On-set lovers Meg Ryan and Russell Crowe.
PROOF OF LIFE
directed by Taylor Hackford with Meg Ryan, Russell Crowe, and David Morse opens December 8 at Meridian, Neptune, Oak Tree, and other theaters
This is one of the paradoxes about Proof of Life that makes the film both exciting and obvious, the kind of political action thriller that keeps its attractive stars risk-free in a perfunctory manner. In a fictional South-American country, Thorne's assignment is to rescue an American engineer (Dancer in the Dark's David Morse). Complicating matters, the abductee hasn't been getting along with his wife, Alice (Meg Ryan), and his company's kidnapping insurance has lapsed. No money means no negotiating, so Thorne packs up and leaves Alice to her own nervous devices. Guilt and the goodness of his heart bring him back, however, which feeds Alice's growing attraction to this willing and able savior.
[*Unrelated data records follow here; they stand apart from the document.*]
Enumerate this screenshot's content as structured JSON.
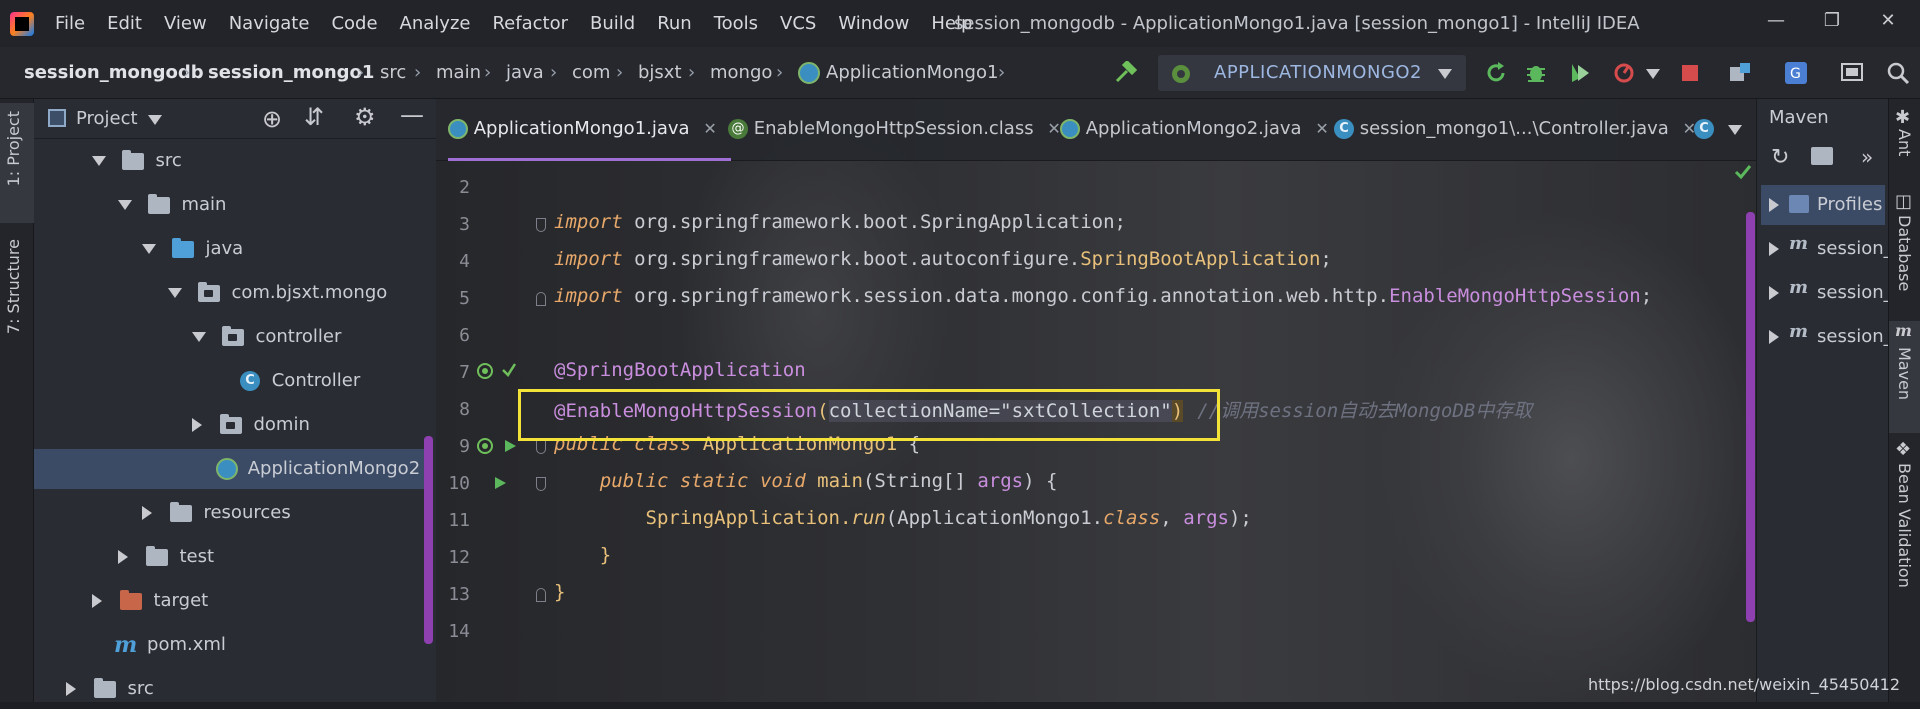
{
  "window_title": "session_mongodb - ApplicationMongo1.java [session_mongo1] - IntelliJ IDEA",
  "menu": [
    "File",
    "Edit",
    "View",
    "Navigate",
    "Code",
    "Analyze",
    "Refactor",
    "Build",
    "Run",
    "Tools",
    "VCS",
    "Window",
    "Help"
  ],
  "breadcrumb": [
    "session_mongodb",
    "session_mongo1",
    "src",
    "main",
    "java",
    "com",
    "bjsxt",
    "mongo",
    "ApplicationMongo1"
  ],
  "run_config": "APPLICATIONMONGO2",
  "left_tabs": [
    "1: Project",
    "7: Structure"
  ],
  "project": {
    "title": "Project",
    "tree": [
      {
        "label": "src"
      },
      {
        "label": "main"
      },
      {
        "label": "java"
      },
      {
        "label": "com.bjsxt.mongo"
      },
      {
        "label": "controller"
      },
      {
        "label": "Controller"
      },
      {
        "label": "domin"
      },
      {
        "label": "ApplicationMongo2"
      },
      {
        "label": "resources"
      },
      {
        "label": "test"
      },
      {
        "label": "target"
      },
      {
        "label": "pom.xml"
      },
      {
        "label": "src"
      }
    ]
  },
  "editor": {
    "tabs": [
      "ApplicationMongo1.java",
      "EnableMongoHttpSession.class",
      "ApplicationMongo2.java",
      "session_mongo1\\...\\Controller.java"
    ],
    "line_numbers": [
      "2",
      "3",
      "4",
      "5",
      "6",
      "7",
      "8",
      "9",
      "10",
      "11",
      "12",
      "13",
      "14"
    ],
    "code": {
      "l3_kw": "import",
      "l3_rest": " org.springframework.boot.SpringApplication;",
      "l4_kw": "import",
      "l4_pkg": " org.springframework.boot.autoconfigure.",
      "l4_cls": "SpringBootApplication",
      "l4_end": ";",
      "l5_kw": "import",
      "l5_pkg": " org.springframework.session.data.mongo.config.annotation.web.http.",
      "l5_cls": "EnableMongoHttpSession",
      "l5_end": ";",
      "l7": "@SpringBootApplication",
      "l8_ann": "@EnableMongoHttpSession",
      "l8_open": "(",
      "l8_attr": "collectionName=\"sxtCollection\"",
      "l8_close": ")",
      "l8_cmt": "//调用session自动去MongoDB中存取",
      "l9_kw1": "public",
      "l9_kw2": "class",
      "l9_name": "ApplicationMongo1",
      "l9_brace": " {",
      "l10_kw1": "public",
      "l10_kw2": "static",
      "l10_kw3": "void",
      "l10_fn": "main",
      "l10_params": "(String[] ",
      "l10_args": "args",
      "l10_end": ") {",
      "l11_cls": "SpringApplication.",
      "l11_fn": "run",
      "l11_mid": "(ApplicationMongo1.",
      "l11_kw": "class",
      "l11_sep": ", ",
      "l11_args": "args",
      "l11_end": ");",
      "l12": "}",
      "l13": "}"
    }
  },
  "maven": {
    "title": "Maven",
    "items": [
      "Profiles",
      "session_",
      "session_",
      "session_"
    ]
  },
  "right_tabs": [
    "Ant",
    "Database",
    "Maven",
    "Bean Validation"
  ],
  "watermark": "https://blog.csdn.net/weixin_45450412"
}
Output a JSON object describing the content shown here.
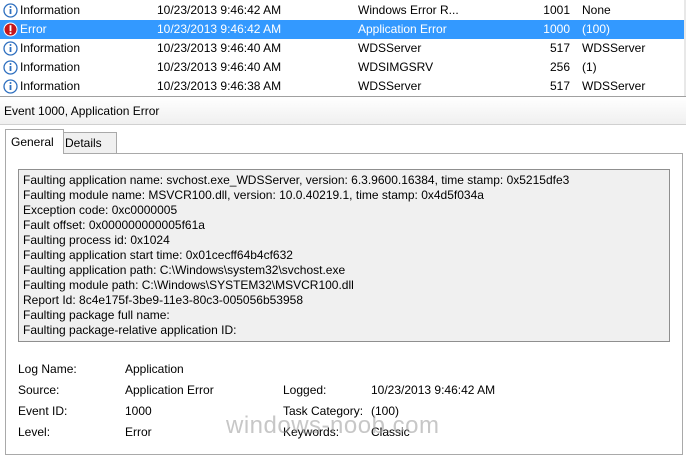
{
  "event_list": {
    "rows": [
      {
        "level_icon": "information-icon",
        "level": "Information",
        "date": "10/23/2013 9:46:42 AM",
        "source": "Windows Error R...",
        "event_id": "1001",
        "task": "None",
        "selected": false
      },
      {
        "level_icon": "error-icon",
        "level": "Error",
        "date": "10/23/2013 9:46:42 AM",
        "source": "Application Error",
        "event_id": "1000",
        "task": "(100)",
        "selected": true
      },
      {
        "level_icon": "information-icon",
        "level": "Information",
        "date": "10/23/2013 9:46:40 AM",
        "source": "WDSServer",
        "event_id": "517",
        "task": "WDSServer",
        "selected": false
      },
      {
        "level_icon": "information-icon",
        "level": "Information",
        "date": "10/23/2013 9:46:40 AM",
        "source": "WDSIMGSRV",
        "event_id": "256",
        "task": "(1)",
        "selected": false
      },
      {
        "level_icon": "information-icon",
        "level": "Information",
        "date": "10/23/2013 9:46:38 AM",
        "source": "WDSServer",
        "event_id": "517",
        "task": "WDSServer",
        "selected": false
      }
    ]
  },
  "detail": {
    "title": "Event 1000, Application Error",
    "tabs": [
      {
        "label": "General",
        "active": true
      },
      {
        "label": "Details",
        "active": false
      }
    ],
    "description_lines": [
      "Faulting application name: svchost.exe_WDSServer, version: 6.3.9600.16384, time stamp: 0x5215dfe3",
      "Faulting module name: MSVCR100.dll, version: 10.0.40219.1, time stamp: 0x4d5f034a",
      "Exception code: 0xc0000005",
      "Fault offset: 0x000000000005f61a",
      "Faulting process id: 0x1024",
      "Faulting application start time: 0x01cecff64b4cf632",
      "Faulting application path: C:\\Windows\\system32\\svchost.exe",
      "Faulting module path: C:\\Windows\\SYSTEM32\\MSVCR100.dll",
      "Report Id: 8c4e175f-3be9-11e3-80c3-005056b53958",
      "Faulting package full name:",
      "Faulting package-relative application ID:"
    ],
    "properties": {
      "log_name_label": "Log Name:",
      "log_name_value": "Application",
      "source_label": "Source:",
      "source_value": "Application Error",
      "logged_label": "Logged:",
      "logged_value": "10/23/2013 9:46:42 AM",
      "event_id_label": "Event ID:",
      "event_id_value": "1000",
      "task_category_label": "Task Category:",
      "task_category_value": "(100)",
      "level_label": "Level:",
      "level_value": "Error",
      "keywords_label": "Keywords:",
      "keywords_value": "Classic"
    }
  },
  "watermark": "windows-noob.com",
  "colors": {
    "selection": "#3399ff",
    "info_icon": "#2e6fbf",
    "error_icon": "#c4161c"
  }
}
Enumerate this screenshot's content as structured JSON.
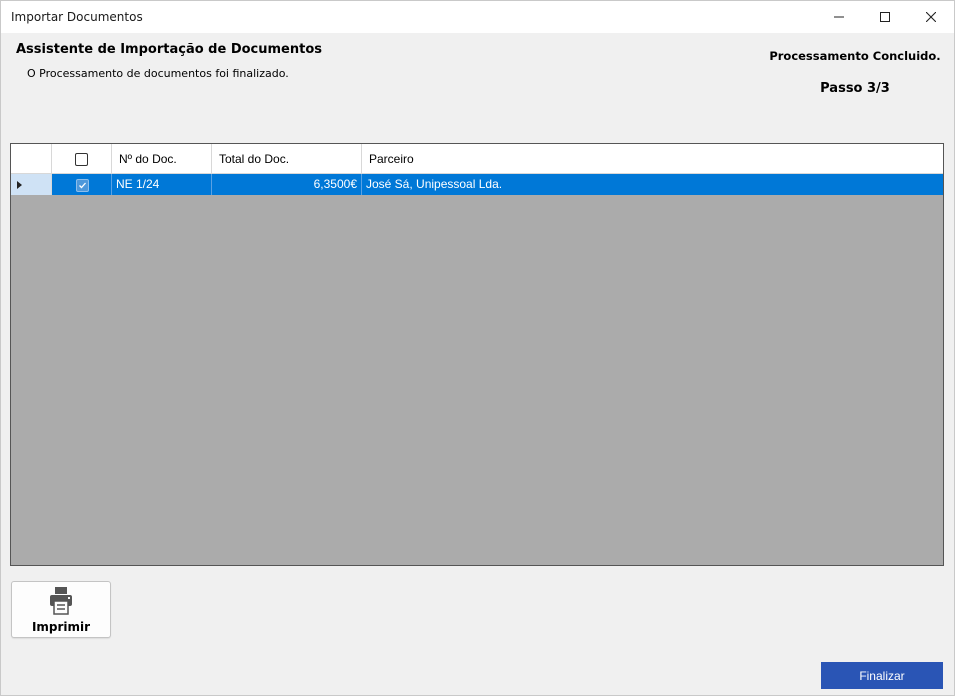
{
  "window": {
    "title": "Importar Documentos"
  },
  "header": {
    "title": "Assistente de Importação de Documentos",
    "subtitle": "O Processamento de documentos foi finalizado.",
    "status": "Processamento Concluido.",
    "step": "Passo 3/3"
  },
  "grid": {
    "columns": [
      "",
      "",
      "Nº do Doc.",
      "Total do Doc.",
      "Parceiro"
    ],
    "rows": [
      {
        "selected": true,
        "checked": true,
        "doc_number": "NE 1/24",
        "total": "6,3500€",
        "partner": "José Sá, Unipessoal Lda."
      }
    ]
  },
  "buttons": {
    "print": "Imprimir",
    "finish": "Finalizar"
  },
  "colors": {
    "selection": "#0078d7",
    "finish_button": "#2a55b5",
    "grid_background": "#ababab"
  }
}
Inspired by a 1998 Vanity Fair story and recent book, Proof shrewdly uses the "K&R" industry to comment on the inequities of globalization and present a new model action hero for that same divided climate. The actors also excel in these circumstances; Crowe's Thorne is a go-to guy whose still waters run deep. Meanwhile, in scenes that seem truly dangerous, Morse's transformation from kidnap victim to resourceful survivor is intensely etched. As Thorne's K&R colleague, TV's David Caruso also provides a certain clubhouse camaraderie and humor needed for the last act's war game antics.
Oddly, given the tabloid context of the now fizzled Ryan-Crowe romance, Alice is almost a distraction in Proof, which ought to benefit from such notoriety. At the risk of implying the picture would've been better left to the boys, Ryan is hindered by the emotional mass she has to carry. Likewise, it's a strange choice to keep her lipstick perfect and her wardrobe pressed. Presumably this indicates her pampered social position in a Third-World country. Yet catering to her movie star commercial appeal sweeps away Ryan's needed share of grit. (By contrast, recall Kathleen Turner's rough-and-tumble heroine in Romancing the Stone.)
Despite its potential for action and romance, Proof's payoff is held hostage by the terrorists of marketing.